Monday Article #23: MSG - Is it really beneficial or detrimental?
- A popular flavour enhancer that is striking controversial views worldwide! -
Glutamic acid, glutamate and MSG - Glu what?
Glutamic acid (Figure 1) is one of the non-essential amino acids found in the human body. Non-essential implies that this amino acid can be synthesised in the human body and does not need to be taken into the diet.
Glutamate (Glu) is the negatively charged salt form of glutamic acid and has a central role in the human body. Glu is the most abundant excitatory neurotransmitter in our nervous system and hence, Glu is required in much higher concentrations compared to other amino acids. Besides being involved with the nervous system, glutamate is also a key part of protein metabolism in the human body where it takes part in transamination reactions as part of the urea cycle which occurs in the mitochondria of hepatocytes. Glu is important in taste (umami), where it is used to produce monosodium glutamate, or better known as MSG (Figure 2).
MSG is a flavour enhancer used in Asian cuisines, particularly in Chinese and Japanese cuisines to bring about umami in their dishes. Umami is one of the five basic tastes, along with sweet, sour, salty and bitter. Scientists have discovered 2 glutamate-selective G protein-coupled receptors, mGluR4 and mGluR1, which are activated in the presence of Glu.
Discovery of MSG
MSG (Japanese = Ajinomoto) was first identified more than a hundred years ago (1909) by the Japanese chemist Dr. Kikunae Ikeda where he described umami as the fifth basic taste. MSG is found in food products ranging from fish to mushrooms! Not only that, society’s favourite Roquefort and Parmesan cheese also contain MSG!
Production of MSG
This flavour enhancer is actually widely produced using microbiological and biotechnological processes! The Gram positive anaerobic heterotroph Corynebacterium glutamicum is first cultured with ammonia and carbohydrates from sugar beets, sugar cane, tapioca or molasses. The bacterium will then excrete amino acids into a culture broth whereby L-glutamate is isolated. The biochemical process involved with MSG production is a well-known process - yes, the citric acid cycle (Figure 3)!
Wild-type strains of this bacterium produce about 10 g/L glutamic acid. However, recent genetically engineered yields are now upwards of 100 g/L!
The social impacts of MSG - the “Chinese Restaurant syndrome”
Although MSG is hailed as a success by the food industry, MSG does have a huge social impact on certain parties. In 1968 America, one such individual by the name of Dr. Robert Ho Man Kwok, wrote a correspondence letter to the New England Journal of Medicine, coining the term Chinese Restaurant syndrome (CRS) in which he suspected arose from MSG consumption from Chinese food. In his letter, Dr. Kwok mentioned he felt a plethora of symptoms, ranging from headaches to numbness of the neck and arms. This letter has caused a social uproar worldwide against the use of monosodium glutamate.
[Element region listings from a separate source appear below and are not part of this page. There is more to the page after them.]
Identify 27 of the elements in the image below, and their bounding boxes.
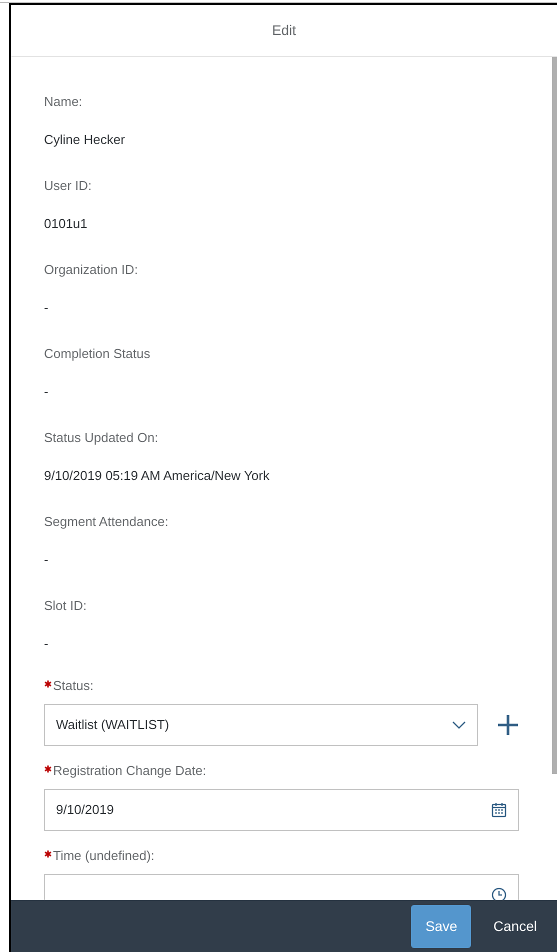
field-value: - bbox=[44, 383, 50, 401]
field-value: 9/10/2019 05:19 AM America/New York bbox=[44, 467, 270, 485]
field-label: Slot ID: bbox=[44, 597, 88, 615]
field-label: Status: bbox=[53, 677, 94, 695]
plus-icon[interactable] bbox=[497, 714, 519, 736]
scrollbar[interactable] bbox=[552, 57, 557, 774]
field-label: Completion Status bbox=[44, 345, 152, 363]
field-label: Status Updated On: bbox=[44, 429, 160, 447]
field-value: Cyline Hecker bbox=[44, 131, 126, 149]
field-label: Segment Attendance: bbox=[44, 513, 170, 531]
calendar-icon bbox=[491, 802, 507, 818]
field-value: 0101u1 bbox=[44, 215, 88, 233]
chevron-down-icon bbox=[452, 721, 466, 729]
date-field[interactable]: 9/10/2019 bbox=[44, 789, 519, 831]
dialog-title: Edit bbox=[272, 21, 296, 40]
field-value: Waitlist (WAITLIST) bbox=[56, 716, 170, 734]
field-label: Registration Change Date: bbox=[53, 762, 206, 780]
field-label: Time (undefined): bbox=[53, 847, 154, 865]
cancel-button[interactable]: Cancel bbox=[481, 904, 549, 948]
status-select[interactable]: Waitlist (WAITLIST) bbox=[44, 704, 478, 746]
field-value: - bbox=[44, 299, 50, 317]
field-label: Name: bbox=[44, 93, 84, 111]
field-value: - bbox=[44, 551, 50, 569]
field-value: - bbox=[44, 635, 50, 653]
field-label: Organization ID: bbox=[44, 261, 139, 279]
field-value: 9/10/2019 bbox=[56, 801, 114, 820]
field-label: User ID: bbox=[44, 177, 93, 195]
However, the letter was soon uncovered as a hoax but there were many who believed the allegations made by Kwok.
There was also another major uproar in the US in January 2020 against the definition of CRS on the Merriam Webster dictionary website which was deemed inaccurate and racist by scientists and Asian-American celebrities respectively.
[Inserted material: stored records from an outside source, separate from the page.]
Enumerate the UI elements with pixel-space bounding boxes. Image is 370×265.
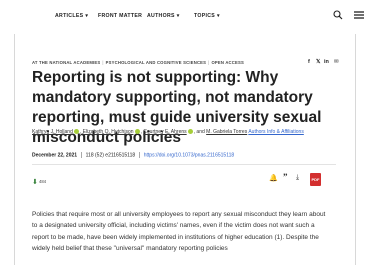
linkedin-icon[interactable]: in <box>324 59 329 65</box>
divider <box>32 164 336 165</box>
author-link[interactable]: M. Gabriela Torres <box>206 129 247 135</box>
download-icon[interactable]: ⤓ <box>296 174 299 182</box>
author-info-link[interactable]: Authors Info & Affiliations <box>248 129 304 135</box>
article-body-text: Policies that require most or all univer… <box>32 211 326 253</box>
divider <box>14 34 15 265</box>
nav-authors[interactable]: AUTHORS ▾ <box>147 13 180 19</box>
citation: 118 (52) e2116515118 <box>85 152 136 159</box>
category-label[interactable]: PSYCHOLOGICAL AND COGNITIVE SCIENCES <box>106 60 207 65</box>
author-link[interactable]: Courtney E. Ahrens <box>143 129 186 135</box>
author-list: Kathryn J. Holland, Elizabeth Q. Hutchis… <box>32 129 304 135</box>
metric-count: 484 <box>39 179 47 185</box>
top-navigation: ARTICLES ▾ FRONT MATTER AUTHORS ▾ TOPICS ▾ <box>0 0 370 34</box>
email-icon[interactable]: ✉ <box>334 59 339 65</box>
nav-front-matter[interactable]: FRONT MATTER <box>98 13 142 19</box>
chevron-down-icon: ▾ <box>176 13 180 19</box>
chevron-down-icon: ▾ <box>217 13 220 19</box>
article-meta-bar: AT THE NATIONAL ACADEMIES | PSYCHOLOGICAL … <box>32 60 244 65</box>
orcid-icon[interactable] <box>73 129 79 135</box>
article-metrics[interactable]: ⬇ 484 <box>32 178 46 186</box>
bell-icon[interactable]: 🔔 <box>269 174 278 182</box>
search-icon[interactable] <box>333 10 343 20</box>
chevron-down-icon: ▾ <box>85 13 89 19</box>
section-label[interactable]: AT THE NATIONAL ACADEMIES <box>32 60 100 65</box>
metric-arrow-icon: ⬇ <box>32 179 38 186</box>
facebook-icon[interactable]: f <box>308 59 310 65</box>
access-label: OPEN ACCESS <box>211 60 244 65</box>
author-link[interactable]: Elizabeth Q. Hutchison <box>83 129 134 135</box>
twitter-icon[interactable]: 𝕏 <box>316 59 320 65</box>
publication-info: December 22, 2021 118 (52) e2116515118 htt… <box>32 152 234 158</box>
doi-link[interactable]: https://doi.org/10.1073/pnas.2116515118 <box>144 152 234 158</box>
publication-date: December 22, 2021 <box>32 152 78 159</box>
nav-topics[interactable]: TOPICS ▾ <box>194 13 220 19</box>
nav-articles[interactable]: ARTICLES ▾ <box>55 13 88 19</box>
pdf-icon[interactable]: PDF <box>310 173 321 186</box>
menu-icon[interactable] <box>352 8 366 22</box>
author-link[interactable]: Kathryn J. Holland <box>32 129 73 135</box>
orcid-icon[interactable] <box>187 129 193 135</box>
orcid-icon[interactable] <box>134 129 140 135</box>
divider <box>355 34 356 265</box>
quote-icon[interactable]: ” <box>283 172 288 182</box>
MSG and its impact on human health
There are actually many studies which have failed to show the chemical causes of the ‘alleged’ syndrome described by Dr. Kwok. There also has actually not been an approved mechanism linked to excessive MSG consumption. The US Food and Drug Administration has long approved MSG for consumption. Whilst there is still ongoing debate on this particular area of research, scientists agree that adding a moderate amount of monosodium glutamate should be a good and healthy practice. Only time will actually tell if we are able to have valid evidence demonstrating overconsumption of MSG.
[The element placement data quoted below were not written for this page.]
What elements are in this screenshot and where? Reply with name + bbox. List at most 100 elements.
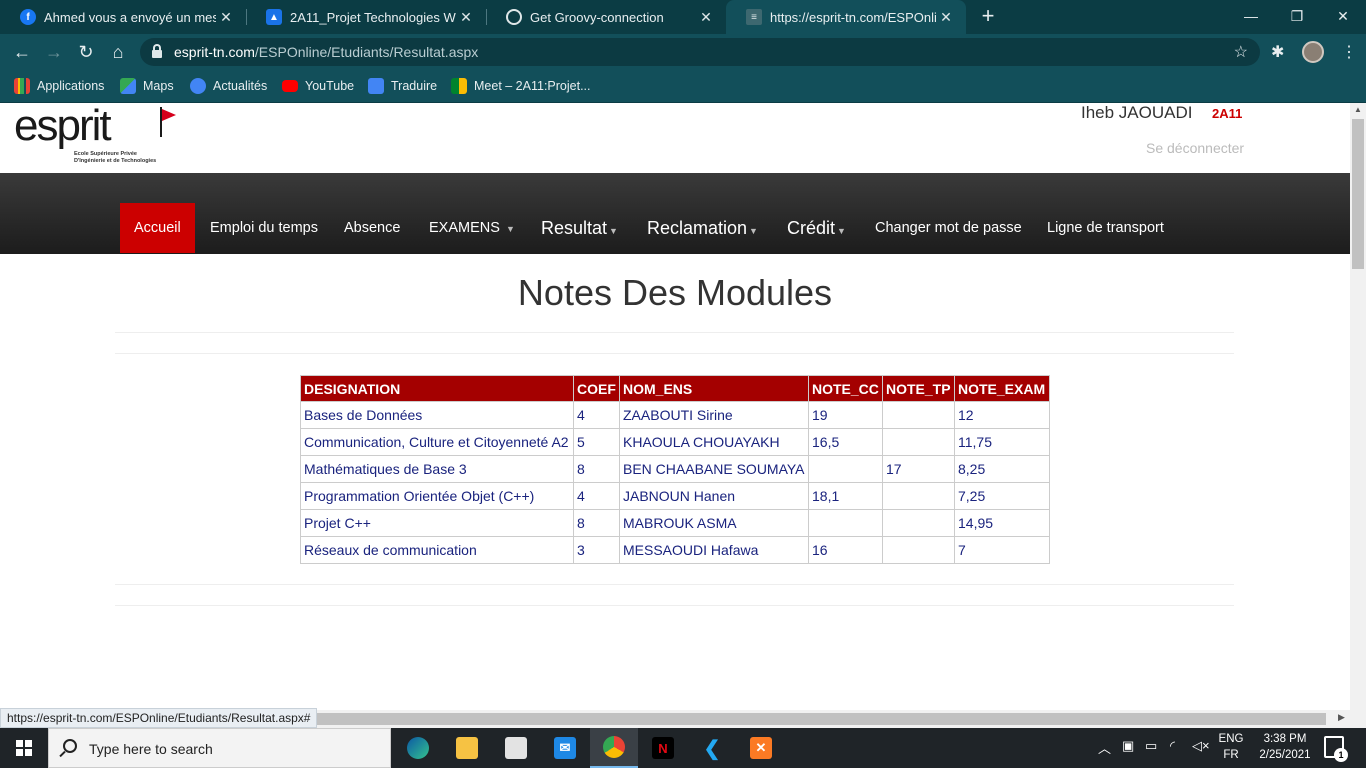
bookmark-label: Traduire bbox=[391, 79, 438, 93]
divider bbox=[115, 353, 1234, 354]
taskbar-chrome[interactable] bbox=[590, 728, 638, 768]
tab-groovy[interactable]: Get Groovy-connection ✕ bbox=[486, 0, 726, 34]
nav-accueil[interactable]: Accueil bbox=[120, 203, 195, 253]
wifi-icon[interactable]: ◜ bbox=[1170, 738, 1175, 754]
clock-date[interactable]: 2/25/2021 bbox=[1252, 749, 1318, 761]
tab-classroom[interactable]: ▲ 2A11_Projet Technologies Web ✕ bbox=[246, 0, 486, 34]
cell-note-cc: 16,5 bbox=[808, 428, 883, 456]
meet-now-icon[interactable]: ▣ bbox=[1122, 738, 1134, 754]
taskbar-vscode[interactable]: ❮ bbox=[688, 728, 736, 768]
close-icon[interactable]: ✕ bbox=[696, 9, 716, 26]
home-icon[interactable]: ⌂ bbox=[106, 40, 130, 64]
address-bar[interactable]: esprit-tn.com/ESPOnline/Etudiants/Result… bbox=[140, 38, 1260, 66]
bookmark-applications[interactable]: Applications bbox=[14, 77, 104, 95]
restore-icon[interactable]: ❐ bbox=[1274, 0, 1320, 32]
cell-nom-ens: ZAABOUTI Sirine bbox=[619, 401, 809, 429]
youtube-icon bbox=[282, 80, 298, 92]
site-header: esprit Ecole Supérieure Privée D'Ingénier… bbox=[0, 103, 1350, 173]
nav-resultat[interactable]: Resultat ▼ bbox=[541, 203, 618, 253]
tab-title: 2A11_Projet Technologies Web bbox=[290, 9, 456, 25]
cell-note-cc bbox=[808, 455, 883, 483]
back-icon[interactable]: ← bbox=[10, 40, 34, 64]
chevron-up-icon[interactable]: ︿ bbox=[1098, 738, 1111, 757]
close-icon[interactable]: ✕ bbox=[216, 9, 236, 26]
cell-coef: 5 bbox=[573, 428, 620, 456]
input-layout[interactable]: FR bbox=[1216, 749, 1246, 761]
bookmark-actualites[interactable]: Actualités bbox=[190, 77, 267, 95]
cell-note-cc bbox=[808, 509, 883, 537]
translate-icon bbox=[368, 78, 384, 94]
column-header: NOTE_EXAM bbox=[954, 375, 1050, 402]
page-viewport: esprit Ecole Supérieure Privée D'Ingénier… bbox=[0, 103, 1350, 710]
main-nav: Accueil Emploi du temps Absence EXAMENS … bbox=[0, 173, 1350, 254]
extensions-icon[interactable]: ✱ bbox=[1271, 42, 1284, 62]
nav-changer-mot-de-passe[interactable]: Changer mot de passe bbox=[875, 203, 1022, 253]
caret-down-icon: ▼ bbox=[505, 224, 515, 234]
vertical-scrollbar[interactable]: ▲ bbox=[1350, 103, 1366, 710]
link-status-url: https://esprit-tn.com/ESPOnline/Etudiant… bbox=[0, 708, 318, 728]
tab-strip: f Ahmed vous a envoyé un messag ✕ ▲ 2A11… bbox=[0, 0, 1366, 34]
globe-icon bbox=[506, 9, 522, 25]
scroll-right-icon[interactable]: ▶ bbox=[1338, 712, 1345, 723]
esprit-logo[interactable]: esprit Ecole Supérieure Privée D'Ingénier… bbox=[14, 103, 176, 167]
close-icon[interactable]: ✕ bbox=[456, 9, 476, 26]
scroll-up-icon[interactable]: ▲ bbox=[1354, 105, 1362, 114]
battery-icon[interactable]: ▭ bbox=[1145, 738, 1157, 754]
cell-note-exam: 7,25 bbox=[954, 482, 1050, 510]
cell-nom-ens: MESSAOUDI Hafawa bbox=[619, 536, 809, 564]
profile-avatar[interactable] bbox=[1302, 41, 1324, 63]
taskbar-netflix[interactable]: N bbox=[639, 728, 687, 768]
cell-nom-ens: JABNOUN Hanen bbox=[619, 482, 809, 510]
bookmark-traduire[interactable]: Traduire bbox=[368, 77, 437, 95]
nav-credit[interactable]: Crédit ▼ bbox=[787, 203, 846, 253]
tab-facebook[interactable]: f Ahmed vous a envoyé un messag ✕ bbox=[0, 0, 246, 34]
cell-nom-ens: KHAOULA CHOUAYAKH bbox=[619, 428, 809, 456]
minimize-icon[interactable]: — bbox=[1228, 0, 1274, 32]
bookmark-meet[interactable]: Meet – 2A11:Projet... bbox=[451, 77, 591, 95]
bookmark-star-icon[interactable]: ☆ bbox=[1234, 42, 1248, 62]
nav-ligne-de-transport[interactable]: Ligne de transport bbox=[1047, 203, 1164, 253]
divider bbox=[115, 584, 1234, 585]
scrollbar-thumb[interactable] bbox=[1352, 119, 1364, 269]
mail-icon: ✉ bbox=[554, 737, 576, 759]
taskbar-mail[interactable]: ✉ bbox=[541, 728, 589, 768]
cell-note-exam: 8,25 bbox=[954, 455, 1050, 483]
table-row: Réseaux de communication 3 MESSAOUDI Haf… bbox=[300, 536, 1050, 564]
notification-center-icon[interactable]: 1 bbox=[1324, 736, 1348, 762]
start-button[interactable] bbox=[0, 728, 48, 768]
close-icon[interactable]: ✕ bbox=[936, 9, 956, 26]
taskbar-search[interactable]: Type here to search bbox=[48, 728, 391, 768]
lock-icon[interactable] bbox=[152, 44, 162, 58]
vscode-icon: ❮ bbox=[701, 737, 723, 760]
cell-nom-ens: MABROUK ASMA bbox=[619, 509, 809, 537]
bookmark-youtube[interactable]: YouTube bbox=[282, 77, 354, 95]
logout-link[interactable]: Se déconnecter bbox=[1146, 140, 1244, 156]
cell-designation: Bases de Données bbox=[300, 401, 574, 429]
table-row: Projet C++ 8 MABROUK ASMA 14,95 bbox=[300, 509, 1050, 537]
taskbar-xampp[interactable]: ✕ bbox=[737, 728, 785, 768]
page-title: Notes Des Modules bbox=[517, 272, 833, 313]
volume-muted-icon[interactable]: ◁× bbox=[1192, 738, 1210, 754]
cell-note-tp bbox=[882, 536, 955, 564]
input-language[interactable]: ENG bbox=[1216, 733, 1246, 745]
window-close-icon[interactable]: ✕ bbox=[1320, 0, 1366, 32]
taskbar-store[interactable] bbox=[492, 728, 540, 768]
cell-designation: Réseaux de communication bbox=[300, 536, 574, 564]
nav-reclamation[interactable]: Reclamation ▼ bbox=[647, 203, 758, 253]
chrome-icon bbox=[603, 736, 625, 758]
menu-icon[interactable]: ⋮ bbox=[1341, 42, 1357, 62]
forward-icon[interactable]: → bbox=[42, 40, 66, 64]
nav-absence[interactable]: Absence bbox=[344, 203, 400, 253]
taskbar-edge[interactable] bbox=[394, 728, 442, 768]
new-tab-icon[interactable]: + bbox=[976, 3, 1000, 29]
tab-esprit[interactable]: ≡ https://esprit-tn.com/ESPOnline/ ✕ bbox=[726, 0, 966, 34]
taskbar-explorer[interactable] bbox=[443, 728, 491, 768]
page-icon: ≡ bbox=[746, 9, 762, 25]
nav-emploi-du-temps[interactable]: Emploi du temps bbox=[210, 203, 318, 253]
search-placeholder: Type here to search bbox=[89, 741, 213, 757]
bookmark-maps[interactable]: Maps bbox=[120, 77, 174, 95]
cell-designation: Projet C++ bbox=[300, 509, 574, 537]
nav-examens[interactable]: EXAMENS ▼ bbox=[429, 203, 515, 253]
clock-time[interactable]: 3:38 PM bbox=[1252, 733, 1318, 745]
reload-icon[interactable]: ↻ bbox=[74, 40, 98, 64]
Till then, the fable of MSG still remains: is MSG beneficial or detrimental?
REFERENCE(s):
Glutamate Introductory Content taken from : Professor John Barrow’s Protein Metabolism lectures for the BI25M7 Energy for Life Course,School of Medicine,Medical Sciences and Nutrition, University of Aberdeen.
Chaudhari, N., Pereira, E., & Roper, S. D. (2009). Taste receptors for umami: the case for multiple receptors. The American journal of clinical nutrition, 90(3), 738S-742S.
Zanfirescu, A., Ungurianu, A., Tsatsakis, A. M., Nițulescu, G. M., Kouretas, D., Veskoukis, A., ... & Margină, D. (2019). A review of the alleged health hazards of monosodium glutamate. Comprehensive reviews in food science and food safety, 18(4), 1111-1134.
MSG production Content taken from : Professor Ian Stansfield’s Industrial Microbiology lectures for the BI25M5 Microbes, Infection and Immunity Course,School of Medicine,Medical Sciences and Nutrition, University of Aberdeen.
What is MSG, and is it actually bad for you? TED-Ed YouTube (2021).